The terms searched most frequently by web users.#

Zbigniew Koziol, softquake@gmail.com

#First published in 2000.

This page contains words as entered by real internet users to search forms in several search engines. Some words might be thought offensive for any reason for some of you. Please consider leaving this page and not reading its content if this is your case.

The data presented here have been obtained by analysing a large amount of queries entered at several major search engines:

    SearchUK
    ByteSearch
    SavvySearch
    McKinley 

These sites have been monitored non-stop for approximately 10 days and the information gathered from there (several hundreds of MB of text datafile) has been analyzed by custom developed scripts in Perl.

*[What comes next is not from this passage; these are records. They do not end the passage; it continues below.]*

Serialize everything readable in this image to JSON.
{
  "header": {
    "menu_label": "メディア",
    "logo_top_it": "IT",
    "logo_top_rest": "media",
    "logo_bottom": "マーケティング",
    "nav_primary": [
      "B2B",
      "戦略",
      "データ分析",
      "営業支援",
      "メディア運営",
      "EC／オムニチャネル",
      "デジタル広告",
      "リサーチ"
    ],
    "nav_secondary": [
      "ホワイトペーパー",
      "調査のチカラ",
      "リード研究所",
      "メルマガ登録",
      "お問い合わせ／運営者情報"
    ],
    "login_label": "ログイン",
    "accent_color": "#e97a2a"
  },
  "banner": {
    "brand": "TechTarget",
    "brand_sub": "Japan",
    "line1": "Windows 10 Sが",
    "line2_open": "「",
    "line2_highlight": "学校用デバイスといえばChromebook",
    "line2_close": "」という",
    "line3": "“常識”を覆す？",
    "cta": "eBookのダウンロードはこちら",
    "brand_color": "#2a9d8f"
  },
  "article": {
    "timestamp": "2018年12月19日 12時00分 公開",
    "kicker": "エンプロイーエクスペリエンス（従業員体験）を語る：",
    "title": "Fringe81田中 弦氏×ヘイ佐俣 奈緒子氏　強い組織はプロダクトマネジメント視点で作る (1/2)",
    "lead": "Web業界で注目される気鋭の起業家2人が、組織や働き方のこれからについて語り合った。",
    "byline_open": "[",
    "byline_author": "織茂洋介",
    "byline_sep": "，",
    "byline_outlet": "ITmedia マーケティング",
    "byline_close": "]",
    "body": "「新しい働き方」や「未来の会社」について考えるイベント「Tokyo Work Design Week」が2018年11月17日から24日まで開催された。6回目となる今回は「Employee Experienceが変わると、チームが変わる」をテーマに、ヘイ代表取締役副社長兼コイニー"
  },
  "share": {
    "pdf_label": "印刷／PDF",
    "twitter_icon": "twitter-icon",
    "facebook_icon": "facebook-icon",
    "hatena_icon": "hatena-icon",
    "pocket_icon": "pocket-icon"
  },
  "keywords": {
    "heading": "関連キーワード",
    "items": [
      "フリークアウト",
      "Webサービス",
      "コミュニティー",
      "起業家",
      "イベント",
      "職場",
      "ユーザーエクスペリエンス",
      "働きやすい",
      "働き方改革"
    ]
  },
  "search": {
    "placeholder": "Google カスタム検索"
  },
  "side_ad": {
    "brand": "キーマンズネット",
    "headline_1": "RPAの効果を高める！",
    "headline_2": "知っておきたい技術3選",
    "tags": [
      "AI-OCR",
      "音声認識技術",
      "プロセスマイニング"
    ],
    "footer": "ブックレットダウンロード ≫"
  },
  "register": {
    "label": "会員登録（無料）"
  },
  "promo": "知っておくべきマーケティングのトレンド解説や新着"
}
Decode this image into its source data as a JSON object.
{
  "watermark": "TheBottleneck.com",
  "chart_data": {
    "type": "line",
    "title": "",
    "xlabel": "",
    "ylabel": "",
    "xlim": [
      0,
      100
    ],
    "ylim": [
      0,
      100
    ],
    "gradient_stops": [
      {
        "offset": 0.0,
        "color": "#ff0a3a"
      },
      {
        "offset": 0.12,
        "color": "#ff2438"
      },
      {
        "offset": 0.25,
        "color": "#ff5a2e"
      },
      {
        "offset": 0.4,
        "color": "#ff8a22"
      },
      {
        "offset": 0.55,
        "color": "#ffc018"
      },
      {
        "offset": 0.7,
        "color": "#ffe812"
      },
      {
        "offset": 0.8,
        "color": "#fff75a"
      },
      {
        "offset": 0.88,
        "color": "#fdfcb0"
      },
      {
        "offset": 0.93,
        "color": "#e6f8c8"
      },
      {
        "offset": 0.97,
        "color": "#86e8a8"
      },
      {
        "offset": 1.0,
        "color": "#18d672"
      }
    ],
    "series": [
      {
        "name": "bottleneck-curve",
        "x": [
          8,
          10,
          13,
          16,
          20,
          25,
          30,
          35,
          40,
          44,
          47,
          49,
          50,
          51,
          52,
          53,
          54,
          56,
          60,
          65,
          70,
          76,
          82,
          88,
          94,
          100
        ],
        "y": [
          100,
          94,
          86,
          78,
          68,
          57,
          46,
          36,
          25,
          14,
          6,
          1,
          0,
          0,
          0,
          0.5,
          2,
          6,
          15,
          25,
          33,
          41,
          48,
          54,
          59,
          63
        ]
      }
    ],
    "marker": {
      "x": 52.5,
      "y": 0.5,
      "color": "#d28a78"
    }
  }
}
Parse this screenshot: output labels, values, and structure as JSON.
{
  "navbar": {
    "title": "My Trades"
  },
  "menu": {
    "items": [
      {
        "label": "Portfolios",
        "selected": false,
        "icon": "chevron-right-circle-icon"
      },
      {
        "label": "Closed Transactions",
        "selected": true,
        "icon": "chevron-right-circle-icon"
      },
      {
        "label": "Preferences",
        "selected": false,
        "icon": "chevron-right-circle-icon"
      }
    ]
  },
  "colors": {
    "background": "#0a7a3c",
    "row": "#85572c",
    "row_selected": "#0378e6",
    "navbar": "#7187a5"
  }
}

The following procedure has been implemented:

  1. All the words have been converted to lowercase.
  2. Queries concisting of many words have been split to separate words.
  3. Certain special characters have been converted to usual ASCII ones.
  4. Some small amount of garbage has been removed.

In result, a list of 640,000 distinct search terms has been created.

The presented database is, to the best of my knowledge, the largest one available at the moment for free and it has a great value for everyone treating seriously advertising on the internet. Here is a listing of the number of searches for the most frequently queried terms, at the time research:

67036	mp3
43627	free
41132	find
15635	download
15096	software
14715	sex
14268	web
13516	information
12740	music
12442	car
11564	online
10661	internet
10632	computer
10568	pictures
10417	home
9926	video
9765	search
9698	games


Fig. 1. Number of distinct terms searched as a function of the number of searches performed, for 640,000 distinct search terms. A simple power low dependence fits well to the data.



Figure 1 shows the depandance of the number of distinct search terms on frequency of searching for these terms. For instance, we find there that the term video has been searched 9926. No other term has been searched this number of times. Hence, there is one term only that has been searched 9926 times. A point corresponding to this term is located on this figure at the bottom of vertical axis and on the right of horizontal axis. Another example: The terms schools, cheap, and camera have all been searched 2914 times. A point corresponding to these terms will have a value of 3 on vertical axis and a value 2914 on horizontal axis.



Fig. 2. Number of searches performed as a function of rank (the order, popularity) of a given search term.



Another way of presenting the data is drawing dependence of the number of searches performed as a function of rank (the order, popularity) of a given search term, as shown in Figure 2.



Fig. 3. Stretched-exponential-like dependence of the number of searches performed as a function of rank.



Figure 3 illustrates that data shown in Figure 2 can be well fitted by a straigt line if we use the rank to certain power on log-horizontal axes. In this case we see that the number of searches is proportional to exp(a*r0.2), where r is the rank of a search term and a is a certain coefficient.